La Cannes controcorrente di Moretti
Gli smoking sono riposti negli armadi. Così come gli abiti da sera. Che cosa resta del Festival di Cannes, 72esima edizione, che si è chiusa sabato? Alcuni film del concorso (il livello è stato buono), qualche divo, tantissima gente. Forse
un capolavoro (Dolor Y gloria di Almodóvar). E la Quinzaine. Scommessa vinta quella del bresciano Paolo Moretti, alla guida della sezione storicamente più tranchant («cerchiamo lavori che osino e disturbino») della kermesse in Costa Azzurra, la Quinzaine des Réalisateurs che ha compiuto 50 anni. Lui, primo «papa straniero» a Cannes («sono il primo delegato generale — direttore, ndr — non francese di sempre») è stanco ma sereno: «Ancora non abbiamo fatto bilanci. Ma ci sono stati ottimi riscontri — spiega dagli uffici di La Malmaison, la grande casa sulla Croisette —. Difficilmente al primo anno di direzione fila tutto liscio, ma qui c’è una bella atmosfera. Sono contento».
Giusto che lo sia, Moretti. Della sua Quinzaine si è detto un gran bene. Ora è arrivato il momento di prendersi una pausa e di tornare a Brescia?
«Non so ancora quando, ma ne ho molta voglia. Sono legatissimo a Brescia ed è da Natale che non torno. Di solito, ogni due o tre mesi il lavoro me lo consente. Ma l’ultimo periodo è stato davvero troppo intenso. Così, i miei genitori sono venuti a trovarmi al Festival».
Lei è un 40enne di lunga carriera, iniziata e proseguita all’estero.
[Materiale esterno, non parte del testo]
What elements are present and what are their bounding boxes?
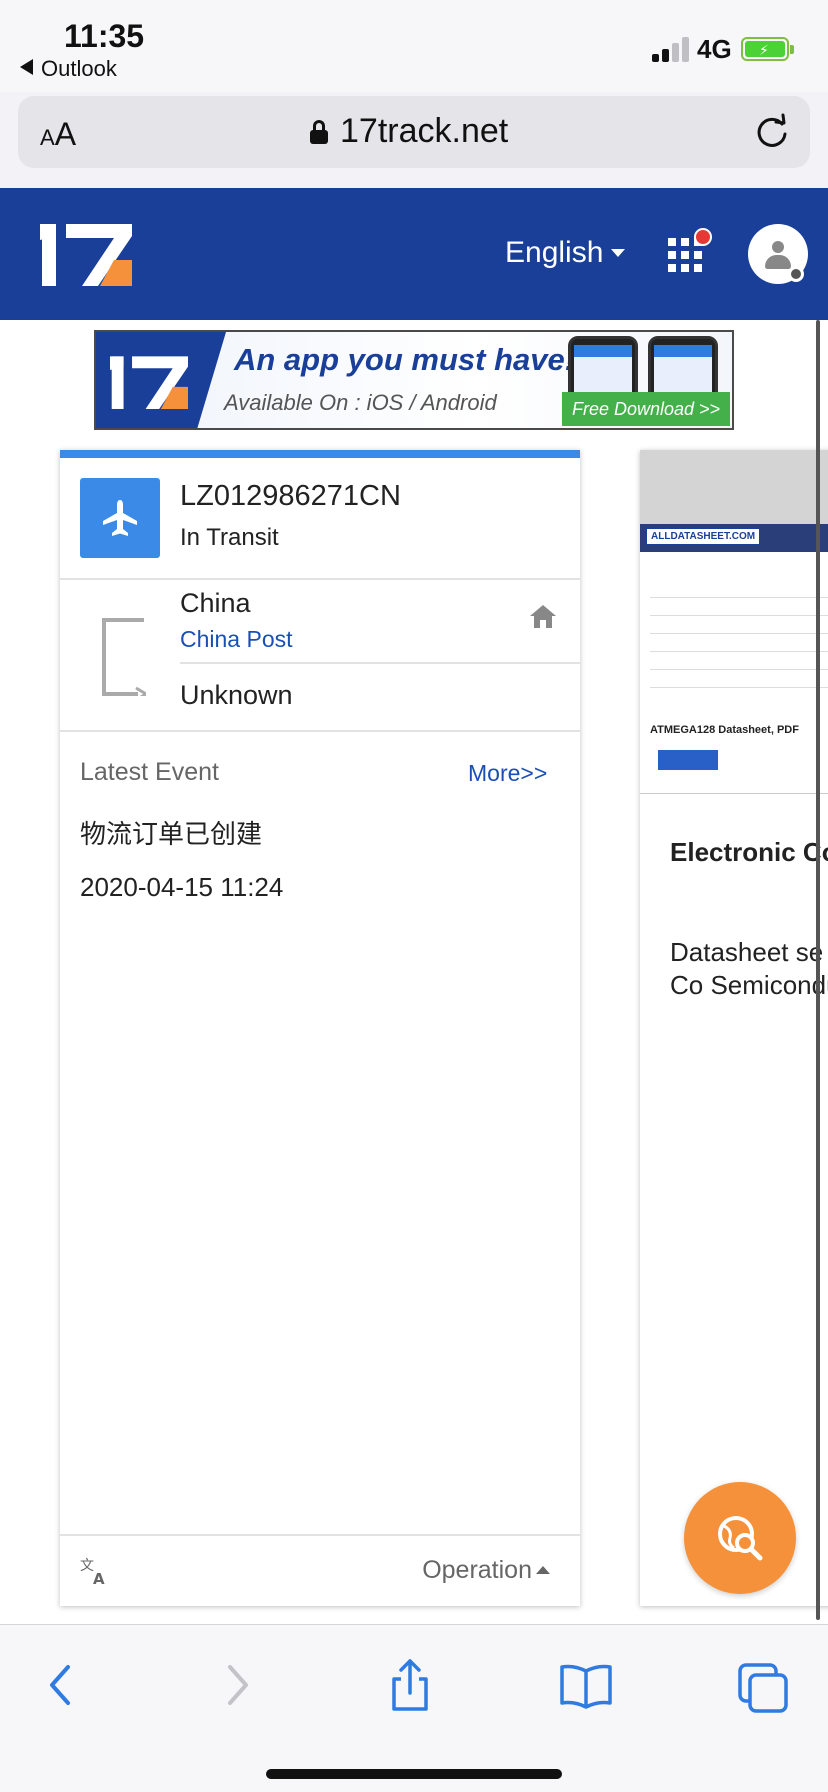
thumbnail-title: ATMEGA128 Datasheet, PDF xyxy=(650,724,799,736)
site-header: English xyxy=(0,188,828,320)
forward-icon[interactable] xyxy=(206,1655,266,1715)
home-indicator xyxy=(266,1769,562,1779)
back-to-app-link[interactable]: Outlook xyxy=(20,56,117,82)
reload-icon[interactable] xyxy=(752,112,792,152)
text-size-button[interactable]: AA xyxy=(40,116,76,153)
avatar-status-dot xyxy=(788,266,804,282)
address-bar[interactable]: AA 17track.net xyxy=(18,96,810,168)
back-app-label: Outlook xyxy=(41,56,117,81)
carrier-link[interactable]: China Post xyxy=(180,626,293,653)
url-domain[interactable]: 17track.net xyxy=(340,112,508,151)
notification-dot xyxy=(694,228,712,246)
browser-toolbar xyxy=(0,1624,828,1792)
search-result-card[interactable]: ALLDATASHEET.COM ATMEGA128 Datasheet, PD… xyxy=(640,450,828,1606)
banner-subline: Available On : iOS / Android xyxy=(224,390,497,415)
network-type: 4G xyxy=(697,34,732,64)
language-selector[interactable]: English xyxy=(505,236,626,270)
tracking-card: LZ012986271CN In Transit China China Pos… xyxy=(60,450,580,1606)
bookmarks-icon[interactable] xyxy=(556,1655,616,1715)
tracking-status: In Transit xyxy=(180,524,279,551)
more-events-link[interactable]: More>> xyxy=(468,760,547,787)
airplane-icon xyxy=(103,500,137,536)
route-path-icon xyxy=(102,618,146,696)
back-icon[interactable] xyxy=(32,1655,92,1715)
origin-country: China xyxy=(180,588,251,618)
result-description: Datasheet se Electronic Co Semiconduct xyxy=(670,937,828,1000)
translate-icon[interactable]: 文 A xyxy=(80,1556,110,1586)
event-description: 物流订单已创建 xyxy=(80,819,263,849)
divider xyxy=(60,578,580,580)
banner-logo xyxy=(110,356,188,409)
signal-icon xyxy=(652,36,690,62)
svg-text:文: 文 xyxy=(80,1558,94,1574)
card-footer: 文 A Operation xyxy=(60,1534,580,1606)
tabs-icon[interactable] xyxy=(734,1655,794,1715)
caret-down-icon xyxy=(611,249,626,257)
battery-icon: ⚡ xyxy=(741,37,794,61)
tracking-number[interactable]: LZ012986271CN xyxy=(180,480,401,513)
home-icon[interactable] xyxy=(530,604,556,628)
back-arrow-icon xyxy=(20,59,33,75)
result-title[interactable]: Electronic Co Search xyxy=(670,830,828,874)
result-thumbnail: ALLDATASHEET.COM ATMEGA128 Datasheet, PD… xyxy=(640,524,828,794)
status-time: 11:35 xyxy=(64,18,145,54)
card-header-placeholder xyxy=(640,450,828,524)
svg-text:A: A xyxy=(93,1570,105,1586)
vertical-scrollbar[interactable] xyxy=(816,320,820,1620)
search-fab-button[interactable] xyxy=(684,1482,796,1594)
transport-mode-badge xyxy=(80,478,160,558)
divider xyxy=(60,730,580,732)
divider xyxy=(180,662,580,664)
site-logo[interactable] xyxy=(40,220,132,286)
globe-search-icon xyxy=(718,1516,763,1561)
free-download-button[interactable]: Free Download >> xyxy=(562,392,730,426)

Con prestigiosa parentesi italiana.
«Dopo la tesi in Storia del cinema, mi sono trasferito in Francia. A Parigi, sono stato assunto al Centre Pompidou. Poi, ho iniziato a girare l’Europa. Le cineteche di Spagna e Portogallo, l’Inghilterra, Berlino .... Alla Mostra del Cinema di Venezia ho lavorato come braccio destro del direttore Marco Müller. E da marzo 2018, eccomi alla Quinzaine. Dopo avere partecipato a un bando, ricopro questo incarico che non prevede scadenza. Il primo delegato è rimasto trent’anni».
Da quando è nata, nel 1969, il cinema internazionale deve molto alla Quinzaine.
«Nel ripercorrerne la storia, si respira la lezione di registi che fanno parte della mia formazione cinefila. Su tutti Werner Herzog. Nel 1970 presentò Anche i nani hanno cominciato da piccoli, un’opera che provocherebbe apprensione anche oggi. Ma da qui, fra i tanti, sono passati Carmelo Bene, i Dardenne, Martin Scorsese».
E di questa edizione, chi verrà ricordato?
«I fiori all’occhiello sono stati tanti. Da The Lighthouse (con Willem Dafoe e Robert Pattinson ndr), al film di Lav Diaz (il torrenziale The Halt, 4h 36 minuti ndr). Oltre a una serie di entusiasmi inattesi».
Un altro bresciano è stato protagonista a Cannes. Cosa ne pensa di Lorenzo Mattotti e del suo film animato La famosa invasione degli orsi in Sicilia?
«Per lui nutro grande ammirazione. Ormai ci sono mattottiani» che lo seguono ovunque nel mondo. Il suo film è davvero molto bello».